I assumed chronic pain was typical for everyone at a very young age because I never knew life without it. It has always been normal for me to be constantly in pain, to get frequent injuries that never healed, for medications not to work, to have my skin turn purple, to be covered in rashes, to get sharp pains throughout my entire body, to have trouble breathing, to pop my joints back into place, to throw up randomly, to feel dizzy and fall, and the list could go on and on. It has always been normal for me to feel an intense amount of pain in a spot for a couple of months and then become immune to that pain to the point where I do not notice it unless I specifically think about it. As this occurs, and I think it is impossible to feel any more pain, a new symptom pops up and consumes focus. The cycle continues, and I am forced to accept the additional pain as my new “normal” because I have no other choice. I have struggled through this cycle but have always been able to get used to what I was feeling. However, this cycle and my overall health were interrupted by a head and neck injury in 2015.

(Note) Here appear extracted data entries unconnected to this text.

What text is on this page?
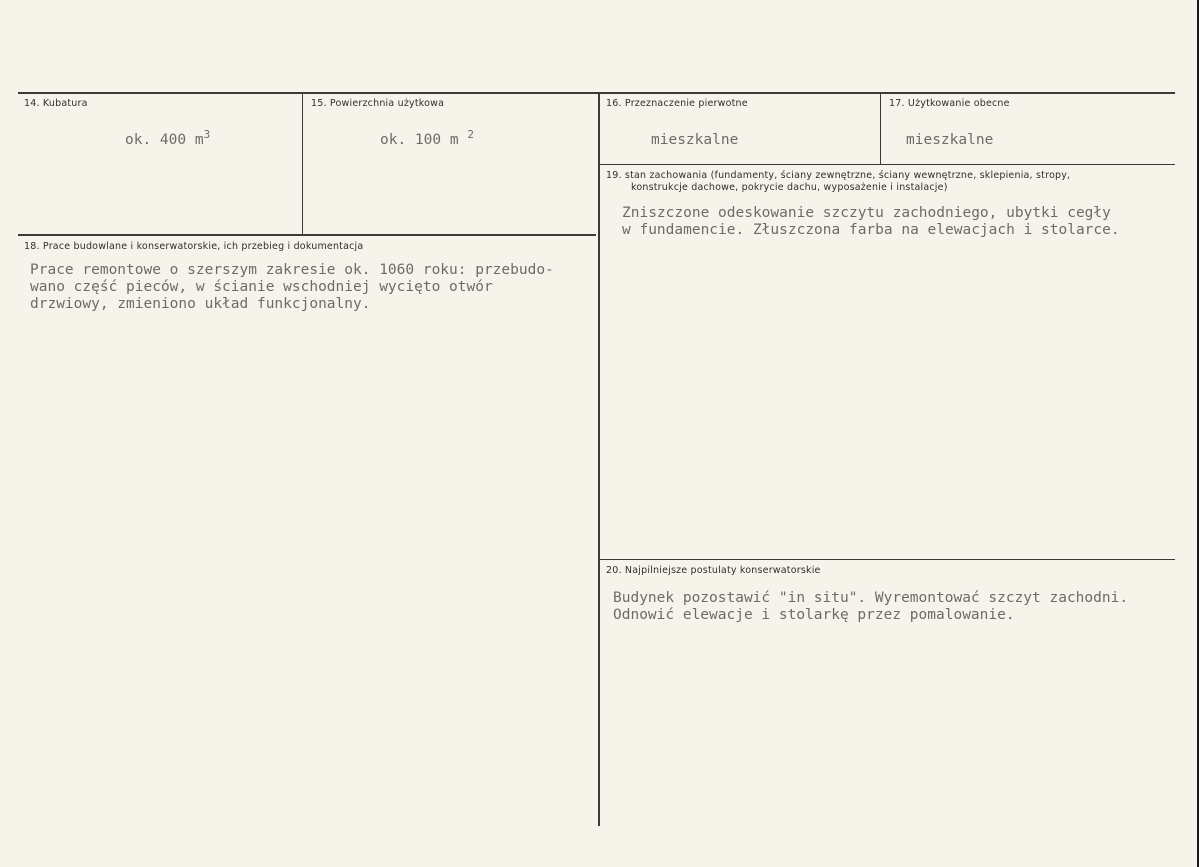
14. Kubatura
ok. 400 $m^3$
15. Powierzchnia użytkowa
ok. 100 m $^2$
16. Przeznaczenie pierwotne
mieszkalne
17. Użytkowanie obecne
mieszkalne
18. Prace budowlane i konserwatorskie, ich przebieg i dokumentacja
Prace remontowe o szerszym zakresie ok. 1060 roku: przebudo-
wano część pieców, w ścianie wschodniej wycięto otwór
drzwiowy, zmieniono układ funkcjonalny.
19. stan zachowania (fundamenty, ściany zewnętrzne, ściany wewnętrzne, sklepienia, stropy,
konstrukcje dachowe, pokrycie dachu, wyposażenie i instalacje)
Zniszczone odeskowanie szczytu zachodniego, ubytki cegły
w fundamencie. Złuszczona farba na elewacjach i stolarce.
20. Najpilniejsze postulaty konserwatorskie
Budynek pozostawić "in situ". Wyremontować szczyt zachodni.
Odnowić elewacje i stolarkę przez pomalowanie.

The injury caused chronic and progressive head pain beyond any pain I had felt prior. I continue to experience cognitive symptoms, spine pain, dysautonomia, nausea/vomiting, along other symptoms. At its worst, I cannot imagine anything being more painful and forced to spend the day and night curled in a ball, unable to sleep, talk, or move. I have gone to many specialists and tried every medication/treatment recommended but have yet to find anything that relieves the pain. Seven years after the injury, I was diagnosed with craniocervical instability and idiopathic intracranial hypertension.

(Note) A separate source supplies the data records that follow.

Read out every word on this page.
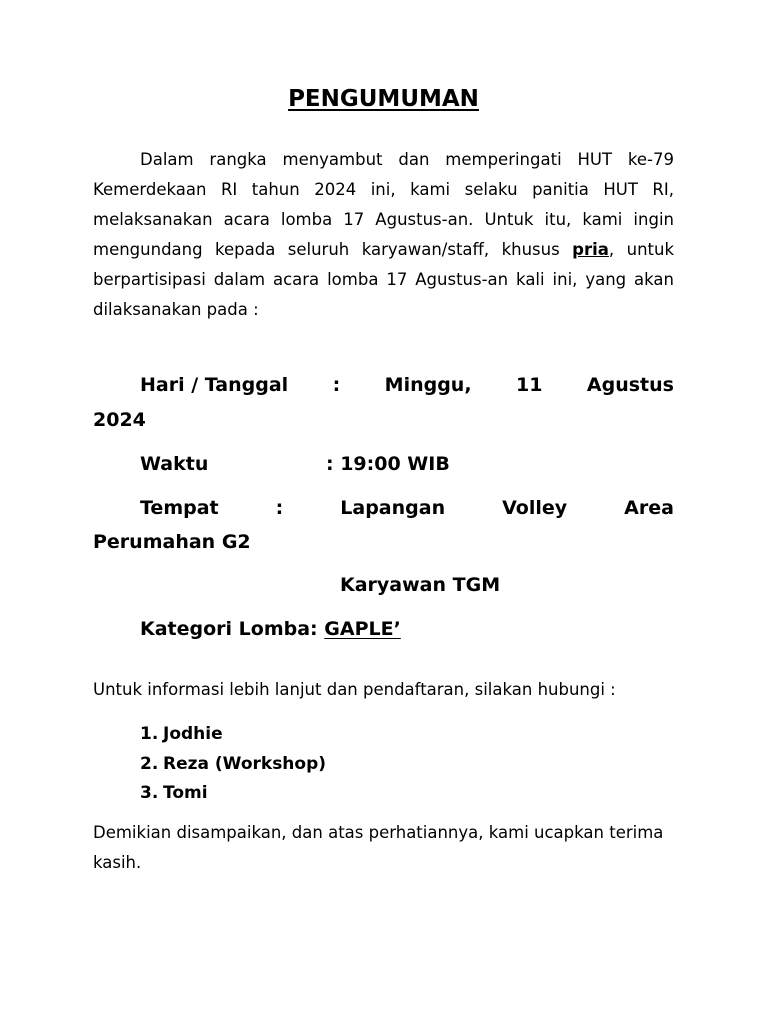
PENGUMUMAN

Dalam rangka menyambut dan memperingati HUT ke-79 Kemerdekaan RI tahun 2024 ini, kami selaku panitia HUT RI, melaksanakan acara lomba 17 Agustus-an. Untuk itu, kami ingin mengundang kepada seluruh karyawan/staff, khusus pria, untuk berpartisipasi dalam acara lomba 17 Agustus-an kali ini, yang akan dilaksanakan pada :

Hari / Tanggal : Minggu, 11 Agustus
2024
Waktu	: 19:00 WIB
Tempat	:	Lapangan	Volley	Area
Perumahan G2
Karyawan TGM
Kategori Lomba: GAPLE’
Untuk informasi lebih lanjut dan pendaftaran, silakan hubungi :
1. Jodhie
2. Reza (Workshop)
3. Tomi

Demikian disampaikan, dan atas perhatiannya, kami ucapkan terima kasih.
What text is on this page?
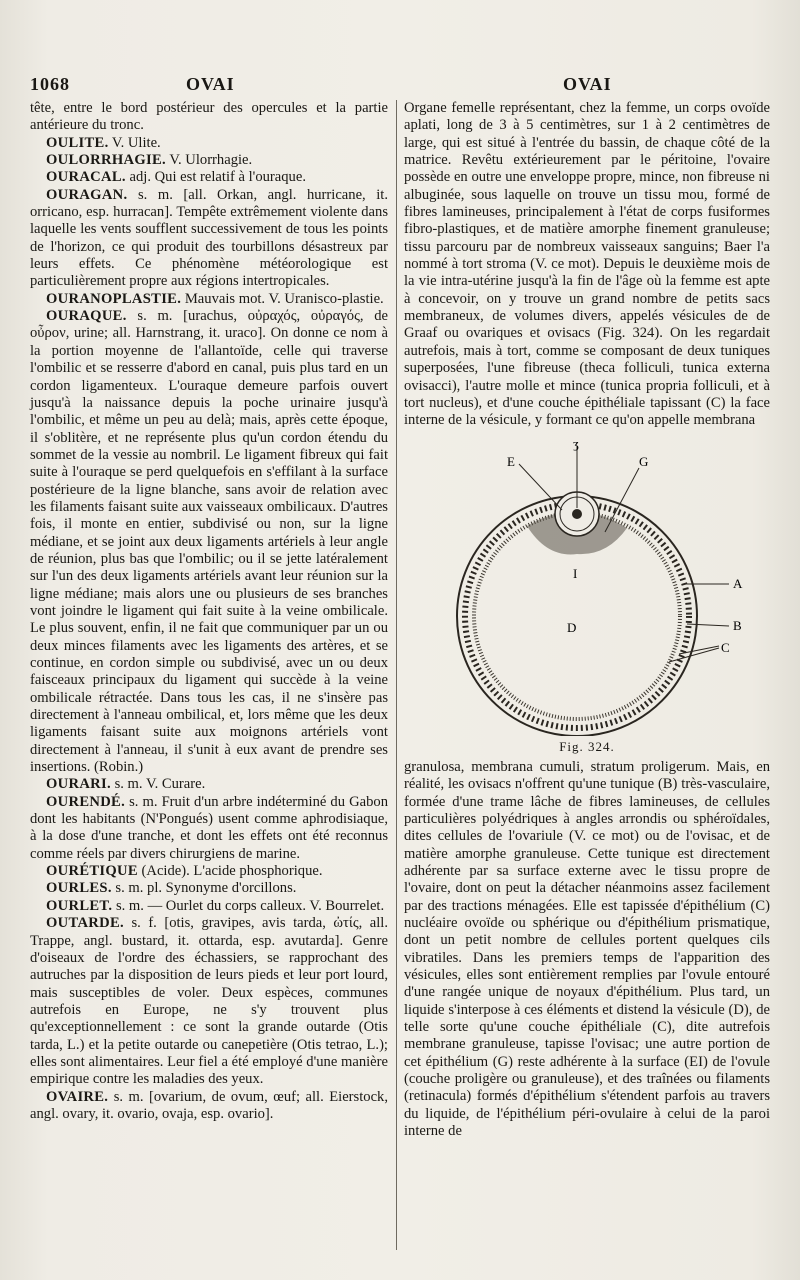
1068	OVAI	OVAI

tête, entre le bord postérieur des opercules et la partie antérieure du tronc.

OULITE. V. Ulite.

OULORRHAGIE. V. Ulorrhagie.

OURACAL. adj. Qui est relatif à l'ouraque.

OURAGAN. s. m. [all. Orkan, angl. hurricane, it. orricano, esp. hurracan]. Tempête extrêmement violente dans laquelle les vents soufflent successivement de tous les points de l'horizon, ce qui produit des tourbillons désastreux par leurs effets. Ce phénomène météorologique est particulièrement propre aux régions intertropicales.

OURANOPLASTIE. Mauvais mot. V. Uranisco-plastie.

OURAQUE. s. m. [urachus, οὐραχός, οὐραγός, de οὖρον, urine; all. Harnstrang, it. uraco]. On donne ce nom à la portion moyenne de l'allantoïde, celle qui traverse l'ombilic et se resserre d'abord en canal, puis plus tard en un cordon ligamenteux. L'ouraque demeure parfois ouvert jusqu'à la naissance depuis la poche urinaire jusqu'à l'ombilic, et même un peu au delà; mais, après cette époque, il s'oblitère, et ne représente plus qu'un cordon étendu du sommet de la vessie au nombril. Le ligament fibreux qui fait suite à l'ouraque se perd quelquefois en s'effilant à la surface postérieure de la ligne blanche, sans avoir de relation avec les filaments faisant suite aux vaisseaux ombilicaux. D'autres fois, il monte en entier, subdivisé ou non, sur la ligne médiane, et se joint aux deux ligaments artériels à leur angle de réunion, plus bas que l'ombilic; ou il se jette latéralement sur l'un des deux ligaments artériels avant leur réunion sur la ligne médiane; mais alors une ou plusieurs de ses branches vont joindre le ligament qui fait suite à la veine ombilicale. Le plus souvent, enfin, il ne fait que communiquer par un ou deux minces filaments avec les ligaments des artères, et se continue, en cordon simple ou subdivisé, avec un ou deux faisceaux principaux du ligament qui succède à la veine ombilicale rétractée. Dans tous les cas, il ne s'insère pas directement à l'anneau ombilical, et, lors même que les deux ligaments faisant suite aux moignons artériels vont directement à l'anneau, il s'unit à eux avant de prendre ses insertions. (Robin.)

OURARI. s. m. V. Curare.

OURENDÉ. s. m. Fruit d'un arbre indéterminé du Gabon dont les habitants (N'Pongués) usent comme aphrodisiaque, à la dose d'une tranche, et dont les effets ont été reconnus comme réels par divers chirurgiens de marine.

OURÉTIQUE (Acide). L'acide phosphorique.

OURLES. s. m. pl. Synonyme d'orcillons.

OURLET. s. m. — Ourlet du corps calleux. V. Bourrelet.

OUTARDE. s. f. [otis, gravipes, avis tarda, ὠτίς, all. Trappe, angl. bustard, it. ottarda, esp. avutarda]. Genre d'oiseaux de l'ordre des échassiers, se rapprochant des autruches par la disposition de leurs pieds et leur port lourd, mais susceptibles de voler. Deux espèces, communes autrefois en Europe, ne s'y trouvent plus qu'exceptionnellement : ce sont la grande outarde (Otis tarda, L.) et la petite outarde ou canepetière (Otis tetrao, L.); elles sont alimentaires. Leur fiel a été employé d'une manière empirique contre les maladies des yeux.

OVAIRE. s. m. [ovarium, de ovum, œuf; all. Eierstock, angl. ovary, it. ovario, ovaja, esp. ovario].

Organe femelle représentant, chez la femme, un corps ovoïde aplati, long de 3 à 5 centimètres, sur 1 à 2 centimètres de large, qui est situé à l'entrée du bassin, de chaque côté de la matrice. Revêtu extérieurement par le péritoine, l'ovaire possède en outre une enveloppe propre, mince, non fibreuse ni albuginée, sous laquelle on trouve un tissu mou, formé de fibres lamineuses, principalement à l'état de corps fusiformes fibro-plastiques, et de matière amorphe finement granuleuse; tissu parcouru par de nombreux vaisseaux sanguins; Baer l'a nommé à tort stroma (V. ce mot). Depuis le deuxième mois de la vie intra-utérine jusqu'à la fin de l'âge où la femme est apte à concevoir, on y trouve un grand nombre de petits sacs membraneux, de volumes divers, appelés vésicules de de Graaf ou ovariques et ovisacs (Fig. 324). On les regardait autrefois, mais à tort, comme se composant de deux tuniques superposées, l'une fibreuse (theca folliculi, tunica externa ovisacci), l'autre molle et mince (tunica propria folliculi, et à tort nucleus), et d'une couche épithéliale tapissant (C) la face interne de la vésicule, y formant ce qu'on appelle membrana

ʒ
E	G
I
D
A
B
C
Fig. 324.

granulosa, membrana cumuli, stratum proligerum. Mais, en réalité, les ovisacs n'offrent qu'une tunique (B) très-vasculaire, formée d'une trame lâche de fibres lamineuses, de cellules particulières polyédriques à angles arrondis ou sphéroïdales, dites cellules de l'ovariule (V. ce mot) ou de l'ovisac, et de matière amorphe granuleuse. Cette tunique est directement adhérente par sa surface externe avec le tissu propre de l'ovaire, dont on peut la détacher néanmoins assez facilement par des tractions ménagées. Elle est tapissée d'épithélium (C) nucléaire ovoïde ou sphérique ou d'épithélium prismatique, dont un petit nombre de cellules portent quelques cils vibratiles. Dans les premiers temps de l'apparition des vésicules, elles sont entièrement remplies par l'ovule entouré d'une rangée unique de noyaux d'épithélium. Plus tard, un liquide s'interpose à ces éléments et distend la vésicule (D), de telle sorte qu'une couche épithéliale (C), dite autrefois membrane granuleuse, tapisse l'ovisac; une autre portion de cet épithélium (G) reste adhérente à la surface (EI) de l'ovule (couche proligère ou granuleuse), et des traînées ou filaments (retinacula) formés d'épithélium s'étendent parfois au travers du liquide, de l'épithélium péri-ovulaire à celui de la paroi interne de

I want to clarify that I do not pity myself for any of my experiences and I do not ask for anyone’s sympathy. In my lowest times, I have learned to appreciate these experiences. In a matter of understanding perspectives, I have grown to be grateful for all the pain that I have gone through as it has made me who I am today. It has pushed me to develop a unique form of maturity, responsibility, and control at a very young age. It has changed my outlook and how I interact with others because you never know what someone has going on in their life. It is my normal, it has always been my normal, and I do not know life any differently.
Instead, I ask that people become more open to understanding EDS and recognizing the reality of chronic illnesses. I recognize that no words could accurately describe the experiences and that people will not fully understand it without going through it themselves. However, I think it is critical to try. Chronic illness is something you never get a break from, can never escape, and rarely if ever, experience relief. I hope that sharing my experiences promotes awareness for EDS and encourages others experiencing difficult health circumstances to advocate for themselves. If you have been struggling to find answers, whether medical-related or not, I know how difficult it is. I know how tempting it is to give up, but you will eventually find the answers you need if you do not lose hope. It may take decades, but it will eventually come your way if you remain strong. You must continue to make the most of your life and keep hope in your heart.